Ummm...sure I got that...did you? How about a visual...




So you have an assembly with 3 contigs--one of length 3, one of length 4 and one of length 1. So the total length of your assembly is 8, while your genome is length 10.

  • Ok, so first you can say you didn't cover your entire genome
  • Total length of your assembly is 8
  • N50 asks first what is 50% of the assembly length? 4
  • N50 then asks for the length (do you have a contig) of length 4 or greater? Yes we do.
  • So our N50 is 4
What if our genome size was 12 instead of 10?
  • Trick question!! Ha ha ha...got you. N50 ONLY deals with the length of the assembly.
Ok now lets deal with NG50, also a metric of assembly same EXACT thing as N50 but now in reference to the genome. Now this one will change answers depending on your genome. 
  • Refer back to the figure above.
  • Our genome is length 10
  • 50% of our genome = 5
  • Do we have a contig of length 5? Nope
  • In this instance when you don't have a contig of exactly 5, you now have to find your two largest contigs--3 and 4. Do they add up to greater than or equal to 5? Yes, they add to 7.
  • So now you take the SMALLEST of those two contigs and that becomes your NG50.
  • So your NG50 = 3
This SMALLEST rule also applies to N50. So in the above example if the assembly had been length 10 and you didn't have a contig of size 5, you would take the two largest contig that equal or are greater than 5. Once you've found them, take the SMALLEST of the two as your N50.

Rayan has another example on his slides, see if you can get the N50 and NG50 for those example assemblies, the figures look similar to the one I posted above.

In general for projects involving the human genome or on that 'scale' N50 should be 10-100 kb for contigs and 1-10 Mb for scaffolds in a good assembly. For bacterial 'sized' projects, N50 would be 100 kb for contigs and up to the length of the genome for scaffolds--assuming your bacterial genome is big enough to merit scaffolding. My viruses are super tiny...so contigs many times easily span my genomes.

Other parameters aside from N50 and NG50

  • Internal consistency: if everything aligns perfectly you'd have an internal consistency of 100
  • Coverage in terms of horizontal coverage of bases and depth, how many reads support the individual bases
  • Assembly errors: they aren't perfect, they make substitution errors, small indels and mis-joins
Really there is no 'global' metric for accuracy. Some assemblers look at the percentage of aligned blocks. Many of the assemblers in the Assemblathon paper were measure for 'greatness' based on the number of structural errors in the assemblies. QUAST is a great tool for obtaining metrics of your assembly that you can compare to decide if it's a good assembly.
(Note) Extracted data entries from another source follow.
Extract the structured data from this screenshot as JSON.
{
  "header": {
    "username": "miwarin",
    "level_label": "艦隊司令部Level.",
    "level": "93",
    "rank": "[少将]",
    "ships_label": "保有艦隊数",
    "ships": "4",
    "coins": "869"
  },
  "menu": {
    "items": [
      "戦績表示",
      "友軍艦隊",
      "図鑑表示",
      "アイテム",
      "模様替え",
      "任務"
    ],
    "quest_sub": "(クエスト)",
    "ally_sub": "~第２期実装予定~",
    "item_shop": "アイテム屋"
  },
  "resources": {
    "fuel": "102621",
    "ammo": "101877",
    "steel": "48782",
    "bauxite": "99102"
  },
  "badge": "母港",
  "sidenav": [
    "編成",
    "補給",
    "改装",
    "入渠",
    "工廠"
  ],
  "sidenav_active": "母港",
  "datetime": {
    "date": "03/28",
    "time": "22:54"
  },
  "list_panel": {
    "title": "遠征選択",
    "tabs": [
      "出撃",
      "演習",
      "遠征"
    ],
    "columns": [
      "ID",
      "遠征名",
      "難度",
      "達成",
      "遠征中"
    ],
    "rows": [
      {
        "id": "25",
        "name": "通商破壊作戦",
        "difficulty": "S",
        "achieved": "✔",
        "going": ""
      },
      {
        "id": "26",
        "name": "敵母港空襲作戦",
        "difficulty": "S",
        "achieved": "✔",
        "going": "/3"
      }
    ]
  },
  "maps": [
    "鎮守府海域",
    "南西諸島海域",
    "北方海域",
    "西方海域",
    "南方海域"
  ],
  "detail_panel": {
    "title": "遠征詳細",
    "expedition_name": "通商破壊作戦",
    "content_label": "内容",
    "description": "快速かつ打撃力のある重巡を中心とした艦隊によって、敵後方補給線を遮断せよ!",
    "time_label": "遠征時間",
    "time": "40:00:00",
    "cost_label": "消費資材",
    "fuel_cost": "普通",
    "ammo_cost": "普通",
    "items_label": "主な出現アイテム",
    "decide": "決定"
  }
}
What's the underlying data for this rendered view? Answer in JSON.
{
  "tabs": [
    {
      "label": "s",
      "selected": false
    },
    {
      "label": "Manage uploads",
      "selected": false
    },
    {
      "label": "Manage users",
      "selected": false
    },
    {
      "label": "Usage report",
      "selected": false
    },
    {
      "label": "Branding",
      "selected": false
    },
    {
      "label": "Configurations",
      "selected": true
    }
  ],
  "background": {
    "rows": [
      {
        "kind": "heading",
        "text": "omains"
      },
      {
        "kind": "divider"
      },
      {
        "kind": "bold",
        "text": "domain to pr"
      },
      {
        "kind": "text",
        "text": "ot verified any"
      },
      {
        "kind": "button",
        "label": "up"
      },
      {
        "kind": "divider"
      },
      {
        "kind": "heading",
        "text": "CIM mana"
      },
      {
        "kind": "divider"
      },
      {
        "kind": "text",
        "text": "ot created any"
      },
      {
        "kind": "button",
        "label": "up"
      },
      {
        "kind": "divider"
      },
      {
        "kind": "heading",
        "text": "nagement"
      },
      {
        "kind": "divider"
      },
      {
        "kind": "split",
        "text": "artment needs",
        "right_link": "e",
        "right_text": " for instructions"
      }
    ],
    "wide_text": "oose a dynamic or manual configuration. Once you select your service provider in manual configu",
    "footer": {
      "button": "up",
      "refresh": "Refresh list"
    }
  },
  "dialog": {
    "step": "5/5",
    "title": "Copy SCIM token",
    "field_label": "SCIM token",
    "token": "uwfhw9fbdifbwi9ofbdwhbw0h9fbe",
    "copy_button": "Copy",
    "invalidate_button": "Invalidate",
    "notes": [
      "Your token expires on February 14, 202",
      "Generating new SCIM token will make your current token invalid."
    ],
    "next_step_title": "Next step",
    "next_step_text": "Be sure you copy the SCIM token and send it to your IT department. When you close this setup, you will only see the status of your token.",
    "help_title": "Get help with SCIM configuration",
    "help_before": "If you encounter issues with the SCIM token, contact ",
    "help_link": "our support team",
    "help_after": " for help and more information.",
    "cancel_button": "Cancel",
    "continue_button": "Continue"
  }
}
There are tons of assemblers...see Rayan's slides for all but in general:

  • For broad base data = Allpaths-LG assembler
  • General = SOAPdenovo2
  • If you have low memory issues = Minia
  • 454 data = Newbler
  • RNA-seq = Trinity
  • Metagenomics = RayMeta
Again take a look at the Assemblathon paper and website.


For those of you looking to do RNA-seq, Trinity is pretty much the best thing out there.

For RNA-seq Assembly you are looking at short contigs (average length 2 kb), uneven coverage most likely due to varying expression and alternative splicing and your contigs will be used more than once. It follows the same line as regular DNA assembly using de Bruijn graphs with the exception that it reuses contigs.

Assembly Advice:

  • k-mer size will vary: At a low limit k-mer size (when you get 'too' low) then depending on the size of your genome you'll start getting many repeats which will make assembly difficult. At a high limit make sure you have good error correction. Typically use a value of k = readlength -1. Ideally k should be set at the highest level where you have greater than 2 error free k-mers. Additionally, it is good to assemble with more than 1 k value and if you have absolutely NO idea where to start. Start with k = 25 or k = 30 unless you are dealing with uber short reads. And move on from there evaluating k values.
  • Error correction: Make sure you correct your errors! Make sure low quality reads are removed and trimming has been done prior.
  • If you have a large genome, scaffolding is recommended. SOAP, SGA, ABySS and Velvet all do scaffolding as well as SSPACE and SOAPdenovo2.